Haftungsprivileg – Störerhaftung light?
Vor diesem Hintergrund kann WLAN-Anbietern derzeit nur empfohlen werden, ihre Netzwerke zumindest mit einem Passwortschutz zu versehen und die Individualisierbarkeit der Nutzer in angemessenem Maße sicherzustellen.
Unklar ist noch, wie sich die zwischenzeitliche Novelle des Telemediengesetzes (http://www.bundestag.de/presse/hib/201606/-/425536) in vergleichbaren Fällen auswirkt. § 8 TMG lautet in der seit 27. Juli 2016 geltenden Fassung wie folgt:
„(1) Dienste-Anbieter sind für fremde Informationen, die sie in einem Kommunikationsnetz übermitteln oder zu denen sie den Zugang zur Nutzung vermitteln, nicht verantwortlich, sofern sie
- die Übermittlung nicht veranlasst,
- den Adressaten der übermittelten Informationen nicht ausgewählt und
- die übermittelten Informationen nicht ausgewählt oder verändert haben.
Satz 1 findet keine Anwendung, wenn der Dienste-Anbieter absichtlich mit einem Nutzer seines Dienstes zusammenarbeitet, um rechtswidrige Handlungen zu begehen.
(2) Die Übermittlung von Informationen nach Absatz 1 und die Vermittlung des Zugangs zu ihnen umfasst auch die automatische kurzzeitige Zwischenspeicherung dieser Informationen, soweit dies nur zur Durchführung der Übermittlung im Kommunikationsnetz geschieht und die Informationen nicht länger gespeichert werden, als für die Übermittlung üblicherweise erforderlich ist.

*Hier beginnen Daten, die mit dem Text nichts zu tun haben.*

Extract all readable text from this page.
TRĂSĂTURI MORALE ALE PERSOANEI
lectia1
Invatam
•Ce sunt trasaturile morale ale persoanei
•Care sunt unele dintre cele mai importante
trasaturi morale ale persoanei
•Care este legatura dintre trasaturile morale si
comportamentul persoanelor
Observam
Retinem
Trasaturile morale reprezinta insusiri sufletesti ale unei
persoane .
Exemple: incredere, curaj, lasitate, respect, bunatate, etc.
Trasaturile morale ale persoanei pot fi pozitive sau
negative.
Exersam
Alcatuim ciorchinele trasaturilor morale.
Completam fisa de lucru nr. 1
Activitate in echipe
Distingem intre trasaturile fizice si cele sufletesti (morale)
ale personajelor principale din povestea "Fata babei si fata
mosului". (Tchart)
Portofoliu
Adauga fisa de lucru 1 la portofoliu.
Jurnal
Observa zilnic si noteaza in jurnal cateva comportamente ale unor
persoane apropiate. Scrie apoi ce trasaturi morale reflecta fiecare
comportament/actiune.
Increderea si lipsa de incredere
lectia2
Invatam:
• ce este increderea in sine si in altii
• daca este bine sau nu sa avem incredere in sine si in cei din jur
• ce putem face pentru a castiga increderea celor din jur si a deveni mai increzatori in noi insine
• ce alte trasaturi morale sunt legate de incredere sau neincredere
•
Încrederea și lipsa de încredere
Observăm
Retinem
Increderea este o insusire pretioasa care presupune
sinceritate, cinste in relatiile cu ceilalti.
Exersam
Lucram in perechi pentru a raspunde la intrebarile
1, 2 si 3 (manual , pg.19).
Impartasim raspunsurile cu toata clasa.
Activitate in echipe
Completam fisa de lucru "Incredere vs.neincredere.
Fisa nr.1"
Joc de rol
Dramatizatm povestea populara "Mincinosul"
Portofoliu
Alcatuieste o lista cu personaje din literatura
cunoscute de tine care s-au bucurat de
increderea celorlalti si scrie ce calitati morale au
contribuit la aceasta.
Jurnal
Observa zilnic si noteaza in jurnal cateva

(3) Die Absätze 1 und 2 gelten auch für Dienste-Anbieter nach Absatz 1, die Nutzern einen Internetzugang über ein drahtloses lokales Netzwerk zur Verfügung stellen.“
Festzuhalten bleibt, dass es bis zu der von EU-Kommissionspräsident Juncker verkündeten Ausstattung „jedes europäischen Dorfes“ mit kostenlosem WLAN noch dauern dürfte.